Similarly, Gramercy Home emphasizes sheets, towels and blankets in basic, solid colors and comforters in solids and a variety of floral patterns.
The 68-page book, designed by AGA & Catalog Marketing & Design, New York, mailed the second weekend in September and initially has received a strong response. The timing of the catalog was mainly convenience, Canzone said, noting the company came up with the idea nine months ago and this was the fastest the book could be launched. Two million copies were sent primarily to its own list, but also to some outside lists.
"The fall is strictly the test period," he said. "We're testing outside lists but we're also testing segments of our own list. For example, we have our own credit card and we're testing our credit card customers against bank card customers."
The company plans to mail another 2 million books in October, unless the first mailing performs so well that inventory is depleted. In that case, the second mailing will be scaled down.
Meanwhile, another catalog that chose to launch at the start of this season, Spiegel's Elements, portrays itself as a spiritual book for the working woman. Much of the home furnishings and apparel featured in the catalog is shot on woven seagrass rugs with candles burning in the background. Introductory copy invites customers to "design your own sanctuary with special pieces that invite you to slow down, contemplate and reflect on the here and now."
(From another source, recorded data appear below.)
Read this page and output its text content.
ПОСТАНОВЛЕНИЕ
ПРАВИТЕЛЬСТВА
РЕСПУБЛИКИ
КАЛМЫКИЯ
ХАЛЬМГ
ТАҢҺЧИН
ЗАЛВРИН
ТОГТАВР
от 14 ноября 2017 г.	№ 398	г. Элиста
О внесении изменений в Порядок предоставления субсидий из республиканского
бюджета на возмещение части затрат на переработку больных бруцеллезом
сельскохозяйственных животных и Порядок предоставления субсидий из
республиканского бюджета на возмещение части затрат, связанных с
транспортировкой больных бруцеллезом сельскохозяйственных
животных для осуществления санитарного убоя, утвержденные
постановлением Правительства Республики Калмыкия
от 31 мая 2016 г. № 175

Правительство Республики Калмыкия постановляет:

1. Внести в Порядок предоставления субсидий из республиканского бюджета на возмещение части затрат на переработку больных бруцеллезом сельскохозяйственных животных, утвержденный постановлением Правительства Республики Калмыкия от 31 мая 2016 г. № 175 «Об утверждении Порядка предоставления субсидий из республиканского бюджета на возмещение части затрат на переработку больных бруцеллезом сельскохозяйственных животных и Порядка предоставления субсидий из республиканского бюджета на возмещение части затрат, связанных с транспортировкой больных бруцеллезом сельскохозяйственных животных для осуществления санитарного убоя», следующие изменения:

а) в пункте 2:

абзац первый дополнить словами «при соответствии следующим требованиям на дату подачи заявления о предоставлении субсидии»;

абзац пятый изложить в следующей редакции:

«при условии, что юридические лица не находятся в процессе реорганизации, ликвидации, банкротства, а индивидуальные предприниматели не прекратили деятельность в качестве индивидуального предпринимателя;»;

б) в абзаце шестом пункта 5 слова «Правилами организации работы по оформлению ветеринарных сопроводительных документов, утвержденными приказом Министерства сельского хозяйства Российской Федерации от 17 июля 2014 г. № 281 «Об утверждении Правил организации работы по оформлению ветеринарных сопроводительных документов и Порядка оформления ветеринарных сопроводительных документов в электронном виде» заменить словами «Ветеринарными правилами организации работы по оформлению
The company wouldn't reveal how may copies were mailed when the book was launched Sept. 8 and would only say that they went to a mix of current customers and prospects. Merchandise includes a velvet bean bag chair, a table made out of bamboo and metal, suede pillows and clothing primarily made of fabric such as velvet and chenille.
While Spiegel's big book remains the foundation of its catalog business, Elements is part of the company's goal of positioning itself to target the working woman. The catalog is expected to be mailed every six to eight weeks.
Talbots' new plus-sized Talbots Woman catalog coincided with the opening of the company's first Talbots Woman store, on Sept. 10 in St. Louis. It decided to enter the plus-sized market based on findings that 40 percent of U.S. women wear large-size clothing and there was room for growth in the upscale sector of that market.
"We know that these women are looking for the same classic styling, high quality and level of service that we offer to our misses and petite customers," said Talbots president/CEO Arnold B. Zetcher.
In addition, the company said it would be a logical extension of the brand, added spokeswoman Margery Myers.
The company plans to mail 1.2 million copies this fall, including the early September mailing, a later re-mail and a holiday book scheduled for November, Myers said. The catalog is being mailed to a combination of internal names from the existing catalog, names from outside lists and names culled from an Internet signup, an aggressive instore sign-up and an inbound telemarketing signup conducted when existing catalog customers called to place an order.
Because this fall is considered a test period, Talbots hasn't determined how frequently the catalog will mail.
Finally, Banana Republic's catalog dropped Sept. 14. In addition to an undisclosed-sized mailing, it was bundled with The New York Times, the New York edition of The Wall Street Journal, the San Francisco Examiner, the San Francisco Chronicle, the San Jose Mercury News, The Chicago Tribune, The New Yorker and Chicago Magazine. Stack cards will be inserted in the October issues of GQ, Vanity Fair, Vogue, The New Yorker and Conde Nast Traveler.
The catalog also is being made available in prominent hotels and in airports in New York, San Francisco and Chicago. There also were postcard distributions and outdoor ads in those cities, and New York City MetroCards had ads for the catalog on the back. The initial catalog is 100 pages, perfect bound and matte-paper finished. It features clothing and accessories made of suede in the front of the book and emphasizes the company's traditional colors of brown, tan, olive and black.
A winter issue will be available Oct. 16, and the catalog is expected to mail 10 times annually.